Dr George Quinn (born Te Kuiti, New Zealand, 1943) first visited Indonesia in 1966 during the turmoil surrounding the fall of President Soekarno and the rise to power of General Soeharto. Between 1967 and 1970 he taught English at Satya Wacana Christian University in Salatiga, Central Java, and in 1971 he enrolled as an undergraduate student at Gadjah Mada University in Jogjakarta, completing a Bachelor of Arts (Sarjana Muda) degree in Indonesian language and literature at the end of 1973.

Dr Quinn was the first Australian or New Zealander to gain a degree from an Indonesian university. The degree included a component of studies in modern Javanese and old Javanese. Javanese language, literature and society became his abiding interest. In 1984 he completed a PhD in Javanese literature at the University of Sydney.

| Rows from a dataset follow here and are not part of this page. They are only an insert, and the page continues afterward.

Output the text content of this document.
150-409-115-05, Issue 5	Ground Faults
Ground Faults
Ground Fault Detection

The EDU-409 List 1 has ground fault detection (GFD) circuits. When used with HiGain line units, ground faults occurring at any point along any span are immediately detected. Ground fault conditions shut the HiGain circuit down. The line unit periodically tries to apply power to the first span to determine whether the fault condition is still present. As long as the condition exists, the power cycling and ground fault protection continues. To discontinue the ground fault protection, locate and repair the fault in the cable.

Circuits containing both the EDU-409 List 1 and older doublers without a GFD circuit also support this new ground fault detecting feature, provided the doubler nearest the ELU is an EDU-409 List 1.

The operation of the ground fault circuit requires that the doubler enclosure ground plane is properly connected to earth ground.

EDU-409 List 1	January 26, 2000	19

Between 1974 and 1990 Dr Quinn taught Indonesian at the University of Sydney, moving to Charles Darwin University in 1991, then to the Australian National University in 1995. He made several innovative contributions to the teaching of Indonesian to foreign learners. His tuition manual The Indonesian Way (adapted for online use by Professor Ulrich Kozok) is currently widely used across the world for tertiary-level study of elementary Indonesian. His Learner’s Dictionary of Today’s Indonesian remains in print twenty years after its publication in 2001. Dr Quinn also promoted in-country study as the quickest, most authentic and most cost-effective way to study Indonesian. He initiated in-country study programs for Australians in Java, Timor and Ambon. Dr Quinn also taught Javanese at the Australian National University. His (still unpublished) Javanese tuition manual Sri Ngilang became famous when an exercise from the course, performed in Javanese by Australian students, went viral in Indonesia in 2014.

Since his retirement in 2008, Dr Quinn has continued to promote the study of Indonesian. He was the founding chair of the Balai Bahasa Indonesia ACT, a community-based organisation dedicated to helping teachers of Indonesian in Canberra schools. He continues to research Javanese literature and religious practices. His most recent study, Bandit Saints of Java (2019), examines pilgrimage practices and their stories among the Muslims of Java. It has become a modest best-seller in Indonesia and is currently being translated into Indonesian.